What we want is to compute *word-word* co-occurrence matrix within the same document. To do this we first join all the records from the same document with eachother. This will produce a cartesian product of all possible entity-pairs in the same document.

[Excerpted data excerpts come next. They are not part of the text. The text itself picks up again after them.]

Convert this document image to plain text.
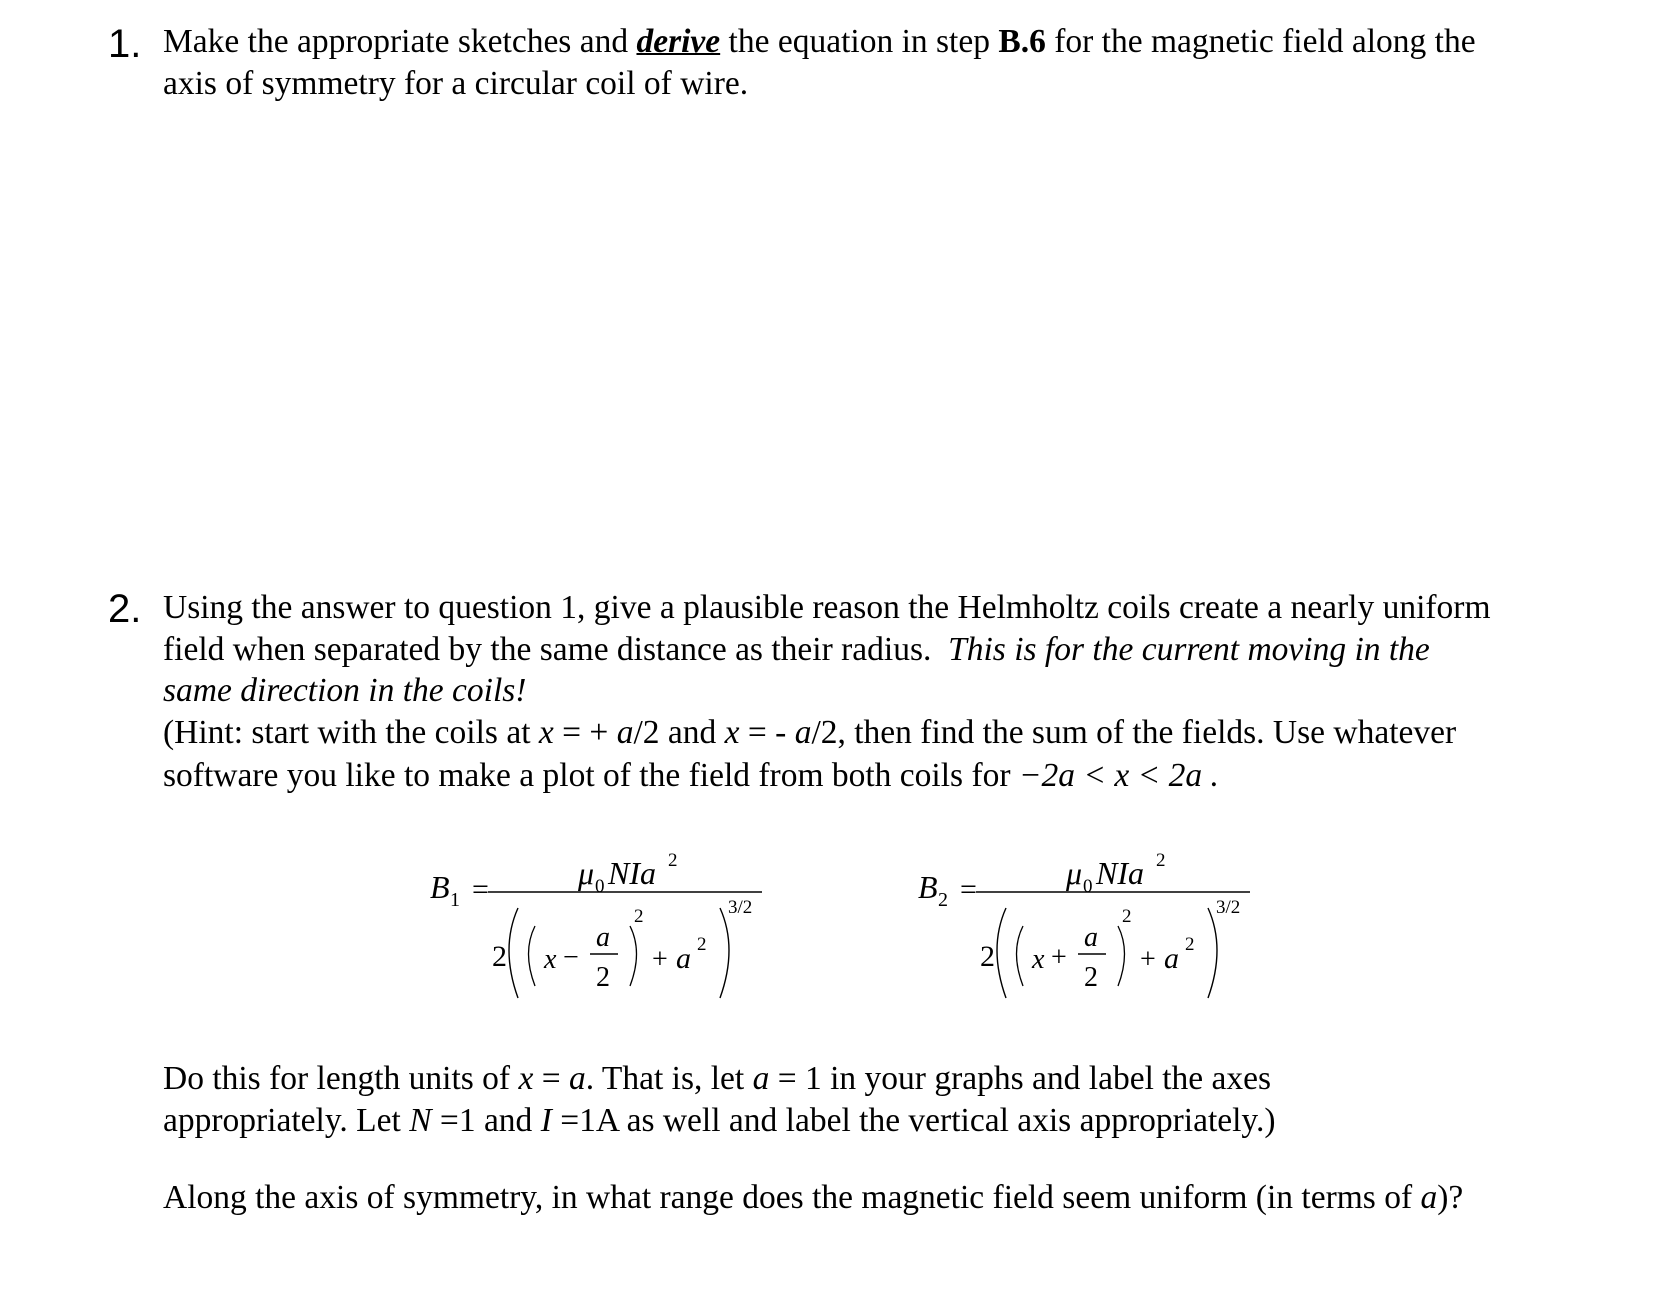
1. Make the appropriate sketches and derive the equation in step B.6 for the magnetic field along the
axis of symmetry for a circular coil of wire.
2. Using the answer to question 1, give a plausible reason the Helmholtz coils create a nearly uniform
field when separated by the same distance as their radius. This is for the current moving in the
same direction in the coils!
(Hint: start with the coils at x = + a/2 and x = - a/2, then find the sum of the fields. Use whatever
software you like to make a plot of the field from both coils for −2a < x < 2a .
B 1 =	μ 0 NIa 2
2 x −
a
2
2
+ a 2
3/2
B 2 =	μ 0 NIa 2
2 x +
a
2
2
+ a 2
3/2
Do this for length units of x = a. That is, let a = 1 in your graphs and label the axes
appropriately. Let N =1 and I =1A as well and label the vertical axis appropriately.)
Along the axis of symmetry, in what range does the magnetic field seem uniform (in terms of a)?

The result grouped by document and entity pairs (n.b. this step is actually not necessary since the data is already grouped by document and entity).

In [3]:
df2 = (pd.merge(df, df, on='Document')).query('Entity_x < Entity_y')\
        .groupby(['Document', 'Entity_x', 'Classifier_x', 'Entity_y', 'Classifier_y', 'Year_x', 'Genre_x' ])\
            [['Count_x', 'Count_y']].sum()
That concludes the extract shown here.